The course runs 14 February -18 March.
Following a successful launch event in mid-January, A Bit Lit is pleased to announce its first follow-on course. How To Make An Elizabethan Theatre will offer a more-in depth look at the world of theatre in Shakespeare's time.
While launch event A Day Out at Shakespeare's Theatre took place over two hours, How To Make An Elizabethan Theatre will take place over four weeks, with a private film posted weekly to YouTube for audiences to watch in their own time, accompanied by a weekly live Q&A session and a reading list themed to that week's topic. Animation and images will bring the topics discussed to life.
Open to both attendees of the launch event and those new to A Bit Lit, How To Make An Elizabethan Theatre will be led by teacher, theatre historian and co-founder of A Bit Lit, Andy Kesson. Andy led the first research project on the earliest years of the playhouses, has written extensively on early plays and worked with major mainstream and fringe and experimental theatre companies to stage these plays now. Andy has been repeatedly nominated for teaching awards by his students at Roehampton and Kent Universities and is currently part of the Box Office Bears research project, looking at the lives of performing bears in Tudor England.
The course is suitable for anyone from ages 14 and up with an interest in theatre or broader cultural history including those studying the period at school, college or university. Each week's film will focus on Elizabethan theatre from a different perspective, taking in the people making the theatre, the people writing plays for it, the people acting and watching it and the characters brought to life onstage.
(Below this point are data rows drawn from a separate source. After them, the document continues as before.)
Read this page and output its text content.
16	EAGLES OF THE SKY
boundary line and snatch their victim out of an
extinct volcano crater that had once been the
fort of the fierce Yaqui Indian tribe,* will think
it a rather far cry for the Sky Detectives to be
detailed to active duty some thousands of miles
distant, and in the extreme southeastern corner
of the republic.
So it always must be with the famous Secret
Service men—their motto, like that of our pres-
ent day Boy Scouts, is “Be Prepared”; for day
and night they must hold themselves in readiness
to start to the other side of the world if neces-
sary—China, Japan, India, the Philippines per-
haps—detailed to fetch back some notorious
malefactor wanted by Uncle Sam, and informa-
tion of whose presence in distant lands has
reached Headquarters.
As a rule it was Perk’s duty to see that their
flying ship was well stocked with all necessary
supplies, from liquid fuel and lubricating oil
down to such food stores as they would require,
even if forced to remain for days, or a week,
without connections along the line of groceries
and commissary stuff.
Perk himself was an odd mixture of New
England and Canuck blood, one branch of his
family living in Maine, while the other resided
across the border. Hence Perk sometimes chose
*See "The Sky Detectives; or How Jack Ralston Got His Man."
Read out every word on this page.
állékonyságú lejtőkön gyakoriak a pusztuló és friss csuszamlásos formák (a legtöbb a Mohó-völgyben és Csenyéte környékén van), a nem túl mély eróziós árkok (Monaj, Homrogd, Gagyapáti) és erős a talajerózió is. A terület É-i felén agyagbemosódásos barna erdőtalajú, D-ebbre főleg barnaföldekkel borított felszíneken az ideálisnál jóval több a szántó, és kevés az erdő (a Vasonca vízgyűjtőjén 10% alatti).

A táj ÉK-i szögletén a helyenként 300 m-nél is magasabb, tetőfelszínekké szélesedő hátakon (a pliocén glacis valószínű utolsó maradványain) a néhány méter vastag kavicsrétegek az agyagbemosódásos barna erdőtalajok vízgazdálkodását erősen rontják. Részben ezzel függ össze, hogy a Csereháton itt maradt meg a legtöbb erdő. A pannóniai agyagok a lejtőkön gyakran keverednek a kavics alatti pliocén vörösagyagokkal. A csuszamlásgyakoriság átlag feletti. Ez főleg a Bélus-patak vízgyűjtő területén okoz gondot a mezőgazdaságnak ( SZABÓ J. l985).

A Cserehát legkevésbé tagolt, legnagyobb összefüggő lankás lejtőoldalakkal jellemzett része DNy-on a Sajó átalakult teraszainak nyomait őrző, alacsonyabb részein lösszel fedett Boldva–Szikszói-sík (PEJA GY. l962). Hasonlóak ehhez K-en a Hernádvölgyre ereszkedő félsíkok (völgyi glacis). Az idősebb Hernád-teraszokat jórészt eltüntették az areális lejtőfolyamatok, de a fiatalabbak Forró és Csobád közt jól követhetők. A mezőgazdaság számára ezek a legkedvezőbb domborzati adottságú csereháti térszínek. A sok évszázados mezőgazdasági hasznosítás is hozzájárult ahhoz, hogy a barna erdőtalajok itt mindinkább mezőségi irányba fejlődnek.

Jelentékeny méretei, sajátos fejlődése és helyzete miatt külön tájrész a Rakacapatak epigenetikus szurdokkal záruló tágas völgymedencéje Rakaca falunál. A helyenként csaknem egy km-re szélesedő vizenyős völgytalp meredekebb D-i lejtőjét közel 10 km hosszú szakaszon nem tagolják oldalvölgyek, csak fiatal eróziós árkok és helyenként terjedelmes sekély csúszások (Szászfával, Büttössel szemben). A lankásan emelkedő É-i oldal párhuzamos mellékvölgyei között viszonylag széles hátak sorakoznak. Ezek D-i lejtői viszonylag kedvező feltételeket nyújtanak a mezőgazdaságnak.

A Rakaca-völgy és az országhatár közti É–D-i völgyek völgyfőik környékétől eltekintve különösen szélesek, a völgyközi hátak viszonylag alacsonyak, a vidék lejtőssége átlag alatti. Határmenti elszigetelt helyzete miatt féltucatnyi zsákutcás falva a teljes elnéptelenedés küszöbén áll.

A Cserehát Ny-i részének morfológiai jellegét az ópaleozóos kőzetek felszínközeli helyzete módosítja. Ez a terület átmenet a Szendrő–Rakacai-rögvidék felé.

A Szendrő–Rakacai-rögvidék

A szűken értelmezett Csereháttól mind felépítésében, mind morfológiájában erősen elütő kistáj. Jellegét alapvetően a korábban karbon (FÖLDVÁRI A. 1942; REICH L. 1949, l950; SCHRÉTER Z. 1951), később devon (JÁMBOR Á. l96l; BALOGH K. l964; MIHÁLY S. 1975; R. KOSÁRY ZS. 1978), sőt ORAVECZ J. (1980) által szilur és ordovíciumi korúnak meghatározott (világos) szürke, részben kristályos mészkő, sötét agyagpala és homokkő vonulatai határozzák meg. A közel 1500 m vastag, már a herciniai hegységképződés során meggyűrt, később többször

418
Speaking about the course, Andy Kesson said "I'm so excited to take a period of literary and theatrical history we think we know well and see it through the eyes of the people who worked, ran and spent leisure time in the theatres. We've been taught to think of Shakespeare's theatre as the preserve of the powerful, as all-male, as all-white and able-bodied, and this course will show that ordinary people, including women, the global majority and the disabled, were key to inventing theatre in Shakespeare's time".
A Bit Lit's mission is to make the latest academic research available to anyone, anywhere, in a fun and interactive format. As part of A Bit Lit's commitment to bringing performance and research to communities often underserved by theatre and universities, the course (and all future events) will be translated into British Sign Language, live captioned and audio described and transcripts will be available on request. A programme of further interactive events and follow-on courses will soon be announced soon, including topics such as Black Romance Fiction, The History of Dragons and Queer Urban Histories.
A Bit Lit was born on the first day of the UK lockdown, the brainchild of theatre historian Andy Kesson. During the past year and a half, A Bit Lit has posted almost 150 open-access, free videos celebrating research and creative work from Ghostbusters to coconuts, professional wrestling to reading in outer space. Andy is now joined by the Royal Shakespeare Company associate artist and performer Jimmy Tucker to make A Bit Lit a digital platform bringing research and creativity to new audiences.